Todo vuelve. El tiempo circular.
La lata aplastada sobre la mesa por el manotazo de Cohle. El eterno retorno.
Cada mañana ocho galletas
cuadradas dispuestas en parejas. Dos de ellas divididas en 4 partes siempre irremediablemente
desiguales. Desiguales cada día. Cada año. Cada siempre. Los ojos color
almendra de Thor esperan cada pedacito con una mezcla perfectamente
proporcionada de ansiedad y rutina. Los perros saben contar. Por lo menos hasta
ocho.
Como todos los días la curva de
las retenciones absurdas le hace meter primera hasta detenerse. Como todos los
días gira la cabeza a su izquierda y se maravilla de la dicotomía, del
contraste de la zona ajardinada con el césped cortado a tiralíneas a la cuasi selva
de diez metros más allá, Bendice a la paradoja de las competencias
territoriales. Se vuelve a fijar en la palmera. Lleva tiempo sola. Ha visto
impotente como sus vecinas hermanas han ido sucumbiendo devoradas desde dentro
por infinitas larvas blancas y gruesas, incansables e insaciables. Ella aguanta
impertérrita. Seguirá jugando a la ruleta rusa mientras el azar le sonría. Nada
que el tiempo no puede solucionar.
Acelera. El otro lado del rio.
80. De nuevo la cola irreal e injusta. Siempre ahí. Caprichosa volatilizándose
cuando le place. Nunca en su presencia.
Durante el trayecto siempre el
mismo pensamiento. La sensación de no ser dueño de uno mismo.

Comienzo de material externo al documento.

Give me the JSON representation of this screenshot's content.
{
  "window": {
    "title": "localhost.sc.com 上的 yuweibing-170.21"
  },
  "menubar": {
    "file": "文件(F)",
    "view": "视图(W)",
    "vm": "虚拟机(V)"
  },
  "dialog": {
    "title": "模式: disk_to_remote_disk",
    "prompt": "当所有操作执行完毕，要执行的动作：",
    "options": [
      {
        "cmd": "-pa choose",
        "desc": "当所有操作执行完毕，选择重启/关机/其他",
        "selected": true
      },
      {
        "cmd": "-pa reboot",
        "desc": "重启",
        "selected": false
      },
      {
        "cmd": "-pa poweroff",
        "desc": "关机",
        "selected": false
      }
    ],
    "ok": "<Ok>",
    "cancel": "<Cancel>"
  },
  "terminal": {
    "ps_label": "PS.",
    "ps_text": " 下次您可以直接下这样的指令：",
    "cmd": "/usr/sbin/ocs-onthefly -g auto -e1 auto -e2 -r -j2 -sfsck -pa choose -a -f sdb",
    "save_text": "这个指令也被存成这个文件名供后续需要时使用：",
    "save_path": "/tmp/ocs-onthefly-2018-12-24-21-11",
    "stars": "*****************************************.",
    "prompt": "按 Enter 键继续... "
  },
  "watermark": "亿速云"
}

La sensación de
que un simple gesto, una pequeña acción, es suficiente para cambiar esa
monótona y segura inercia, como el nudo que, en apariencia aparece fuerte y
sólido pero que cuando alguien tira de él se convierte en una inofensiva línea
recta. Siente que, simplemente con un giro de volante sería suficiente para
salir del atasco y dirigirse a una carretera desierta con una larga recta donde
puede acelerar y devorar kilómetros. Por un momento llega la ilusión, el ánimo
cambia. Hasta que, de nuevo, como siempre, le envuelve la sensación de no ser
dueño de su destino. Por enésima vez surge la debilidad del peón sacrificado
por capricho de la reina y, de nuevo, como siempre, piensa en la palmera y en la
ruleta rusa.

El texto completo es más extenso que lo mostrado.